What I’m saying is, if programmers can specify which pointers are
expected to be null and which are expected not to be null, and
the type system keeps track that a non-nullable pointer isn’t
assigned a possibly null value without some explicit cast (which
may even have zero-runtime cost with the right compiler switches,
giving you core dumps or – on WebAssembly – UB), we can mind the
null where it is to be minded, and rest assured that there won’t
be nulls where we don’t expect them.
> The only time a null pointer dereference is an actual problem
> is when running on a machine that does not have memory
> protection, which are decades in obsolescence.
I don’t know myself, but people consistently point out that it’s
not true. As far as I’m told, we’re here:
- D can target WebAssembly and adds nullable/non-nullable
annotations.
- D’s null is `@safe`.
Choose one.
> The real issue with null pointer seg faults is the screen dump
> of mysterious numbers and letters.
What you’re saying is that null dereferences, which are bugs, can
rather easily debugged. First, that depends on the experience of
the programmer; I wouldn’t bet my life on being able to
understand a core dump, let a lone that of a link-time optimized
program. Second, I’d rather have a compile-error that tells me
I’m risking a null dereference bug here than having to test and
hopefully discover the bug before code goes to production. What I
do with the error depends on circumstance. I have the following
options, probably more:
- Mark the left-hand side nullable.
- Mark the origin of the right-hand side as non-nullable.
- Handle the null case.
- Insert a `cast(!null)`, risking a bug if I’m wrong.

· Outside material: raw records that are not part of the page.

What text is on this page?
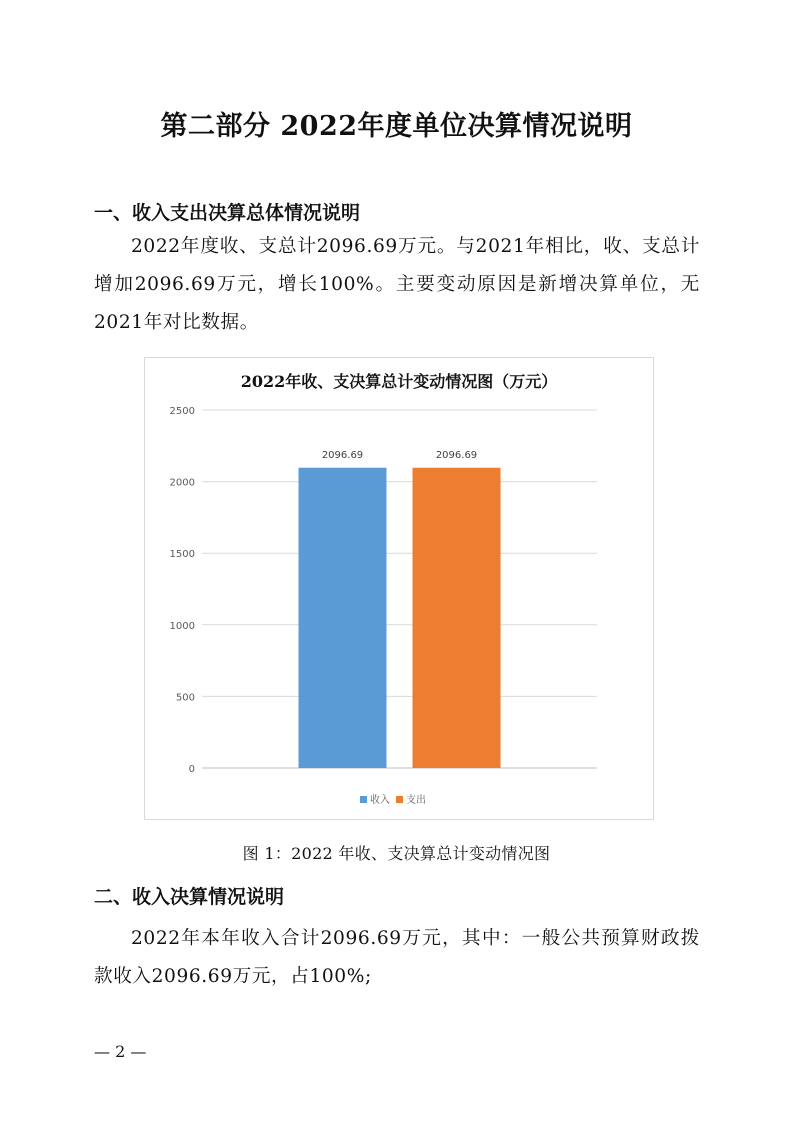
第二部分 2022年度单位决算情况说明
一、收入支出决算总体情况说明

2022年度收、支总计2096.69万元。与2021年相比，收、支总计增加2096.69万元，增长100%。主要变动原因是新增决算单位，无2021年对比数据。

2022年收、支决算总计变动情况图（万元）
0
500
1000
1500
2000
2500
2096.69	2096.69
收入 支出
图 1：2022 年收、支决算总计变动情况图
二、收入决算情况说明

2022年本年收入合计2096.69万元，其中：一般公共预算财政拨款收入2096.69万元，占100%;

— 2 —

Only in the “handle the null case” does it incur a run-time cost,
which I decided was actually needed and had merely forgotten to
do.
My suggestion is, adding two type suffixes: `T?` for indicating
that `null` is a valid value and `T!` for indicating that `null`
is not a valid value. Together with module defaults, that makes
for a rather seamless transition.
In the current state, the language default is `?`, i.e. every
reference type is as if suffixed by `?`. A module default of
`!null` changes that to `!`, so explicit `?` are needed. A module
default only affects what is lexically in the module, not e.g.
imported stuff.
```d
// D tomorrow:
module m;
int* f(); // as if: `int*? f();`
int*? g(); // same type as `f`
int*! h(); // explicitly non-nullable result
```
```d
// D tomorrow:
default(!null)
module m;
int* f(); // as if: `int*! f();`: explicitly non-nullable result
int*? g(); // explicitly nullable result
int*! h(); // same type as `f`
```
```d
// Possible future D edition where non-null as the language
default:
module m;
int* f(); // as if: `int*! f();`
int*? g(); // explicitly nullable result
int*! h(); // same type as `f`
```
```d
// Possible future D edition where non-null as the language
default:
default(null)
module m;
int* f(); // as if: `int*? f();` explicitly non-nullable result
int*? g(); // same type as `f()`
int*! h(); // explicitly non-nullable result
```
This is how D could introduce non-nullable reference types
(pointers, delegates, class handles, …) to the language. Only for
`ref`, I’d immediately go with `ref?` is allowed to be `null`,
but ordinary `ref` isn’t because practically, almost all `ref`
function parameters are expected to be non-null and are bound to
arguments that are obviously not `*null`.
As pointed out, if D targets WebAssembly, the `cast(!null)` can’t
be `@safe`. This isn’t even controversial. D can only target the
WebAssembly that exists with all its flaws.
> The real biggest mistake in C is the eager decay of arrays to
> pointers, and the tragedy of C is nobody has any interest in
> fixing it.
I don’t disagree, but it’s unrelated.